Complex tools with many parameters or behaviors need more documentation. Simple tools need less. This dimension scales expectations accordingly.

Parameters3/5

Does the description clarify parameter syntax, constraints, interactions, or defaults beyond what the schema provides?

The input schema has 100% description coverage, so parameters are well-documented in the schema itself. The description adds no additional semantic context about parameters beyond implying they're used for HTTP requests. This meets the baseline of 3 since the schema does the heavy lifting, but the description doesn't enhance understanding of how parameters interact or their practical use.

Input schemas describe structure but not intent. Descriptions should explain non-obvious parameter relationships and valid value ranges.

Purpose4/5

Does the description clearly state what the tool does and how it differs from similar tools?

The description clearly states the tool's purpose as 'Test an API endpoint with HTTP request', which specifies the verb (test) and resource (API endpoint).
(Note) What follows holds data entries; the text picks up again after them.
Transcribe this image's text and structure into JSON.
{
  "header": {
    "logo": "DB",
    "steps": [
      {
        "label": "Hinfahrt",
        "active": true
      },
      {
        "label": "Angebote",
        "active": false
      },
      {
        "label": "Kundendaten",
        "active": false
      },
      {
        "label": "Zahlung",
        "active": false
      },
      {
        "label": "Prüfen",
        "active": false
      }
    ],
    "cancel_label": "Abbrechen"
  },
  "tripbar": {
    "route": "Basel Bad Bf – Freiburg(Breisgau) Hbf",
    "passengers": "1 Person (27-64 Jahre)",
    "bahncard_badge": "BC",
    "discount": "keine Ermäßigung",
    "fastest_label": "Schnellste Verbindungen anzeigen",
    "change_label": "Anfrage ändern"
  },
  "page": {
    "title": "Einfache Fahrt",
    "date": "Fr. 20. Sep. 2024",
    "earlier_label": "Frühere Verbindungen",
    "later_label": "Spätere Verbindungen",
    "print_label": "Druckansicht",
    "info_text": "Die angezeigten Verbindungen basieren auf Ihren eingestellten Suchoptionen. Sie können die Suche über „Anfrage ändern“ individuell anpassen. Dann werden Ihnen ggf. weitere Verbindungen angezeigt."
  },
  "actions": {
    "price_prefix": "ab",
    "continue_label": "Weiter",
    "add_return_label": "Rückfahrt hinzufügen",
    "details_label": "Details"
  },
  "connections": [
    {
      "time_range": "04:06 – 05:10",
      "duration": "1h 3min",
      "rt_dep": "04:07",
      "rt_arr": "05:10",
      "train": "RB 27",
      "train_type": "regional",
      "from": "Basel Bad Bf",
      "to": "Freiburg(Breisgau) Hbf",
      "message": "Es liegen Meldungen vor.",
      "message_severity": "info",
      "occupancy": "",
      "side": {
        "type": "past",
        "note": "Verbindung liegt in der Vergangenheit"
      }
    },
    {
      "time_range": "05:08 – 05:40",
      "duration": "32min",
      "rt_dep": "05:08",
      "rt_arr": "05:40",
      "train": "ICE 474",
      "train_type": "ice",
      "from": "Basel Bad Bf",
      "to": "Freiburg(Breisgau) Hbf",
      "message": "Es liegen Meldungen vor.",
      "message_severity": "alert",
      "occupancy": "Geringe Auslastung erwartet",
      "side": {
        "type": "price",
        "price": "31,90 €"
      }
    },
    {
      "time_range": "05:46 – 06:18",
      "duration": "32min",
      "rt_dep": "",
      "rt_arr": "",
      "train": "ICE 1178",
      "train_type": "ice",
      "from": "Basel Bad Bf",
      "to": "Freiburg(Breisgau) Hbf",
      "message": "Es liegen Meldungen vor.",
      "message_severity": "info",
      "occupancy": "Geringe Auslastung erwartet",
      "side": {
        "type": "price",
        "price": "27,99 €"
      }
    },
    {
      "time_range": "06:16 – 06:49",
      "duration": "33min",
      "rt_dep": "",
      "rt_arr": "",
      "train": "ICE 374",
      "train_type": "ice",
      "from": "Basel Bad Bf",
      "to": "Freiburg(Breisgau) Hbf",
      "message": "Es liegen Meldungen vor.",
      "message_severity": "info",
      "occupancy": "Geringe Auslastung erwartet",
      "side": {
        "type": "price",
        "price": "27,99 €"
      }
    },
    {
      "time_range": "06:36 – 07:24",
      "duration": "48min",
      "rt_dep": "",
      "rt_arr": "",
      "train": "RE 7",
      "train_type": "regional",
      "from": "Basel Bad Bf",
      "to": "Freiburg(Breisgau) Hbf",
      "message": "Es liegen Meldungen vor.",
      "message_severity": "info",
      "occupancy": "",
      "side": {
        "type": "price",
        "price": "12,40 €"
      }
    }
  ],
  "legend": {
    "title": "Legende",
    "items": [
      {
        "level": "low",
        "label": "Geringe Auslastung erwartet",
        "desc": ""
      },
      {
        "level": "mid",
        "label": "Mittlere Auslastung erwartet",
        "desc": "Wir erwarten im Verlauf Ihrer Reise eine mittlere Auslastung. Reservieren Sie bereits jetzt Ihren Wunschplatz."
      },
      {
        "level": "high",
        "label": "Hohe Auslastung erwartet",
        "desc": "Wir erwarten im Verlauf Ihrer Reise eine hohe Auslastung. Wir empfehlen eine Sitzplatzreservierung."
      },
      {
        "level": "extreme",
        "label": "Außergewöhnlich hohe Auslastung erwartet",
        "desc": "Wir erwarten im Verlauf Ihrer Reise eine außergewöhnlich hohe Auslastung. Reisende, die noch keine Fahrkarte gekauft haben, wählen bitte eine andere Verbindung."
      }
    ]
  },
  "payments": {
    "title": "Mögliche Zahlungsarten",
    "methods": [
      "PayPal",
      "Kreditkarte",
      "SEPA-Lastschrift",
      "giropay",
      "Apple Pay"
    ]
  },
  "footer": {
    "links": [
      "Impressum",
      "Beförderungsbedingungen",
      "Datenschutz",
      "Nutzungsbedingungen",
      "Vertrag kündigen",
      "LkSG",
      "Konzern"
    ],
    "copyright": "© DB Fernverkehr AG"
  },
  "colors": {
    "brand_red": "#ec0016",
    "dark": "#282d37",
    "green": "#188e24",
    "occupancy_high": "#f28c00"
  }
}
It distinguishes itself from sibling tools like 'discover_api_endpoints' or 'extract_api_schema' by focusing on testing rather than discovery or extraction. However, it doesn't explicitly differentiate from potential overlapping tools like 'analyze_network_requests'.

Agents choose between tools based on descriptions. A clear purpose with a specific verb and resource helps agents select the right tool.

Usage Guidelines2/5

Does the description explain when to use this tool, when not to, or what alternatives exist?

The description provides no guidance on when to use this tool versus alternatives. While the purpose is clear, there's no mention of specific use cases, prerequisites, or comparisons to sibling tools like 'analyze_network_requests' or 'scrape_with_interaction' that might also involve HTTP requests. The agent must infer usage context from the tool name alone.

Agents often have multiple tools that could apply. Explicit usage guidance like "use X instead of Y when Z" prevents misuse.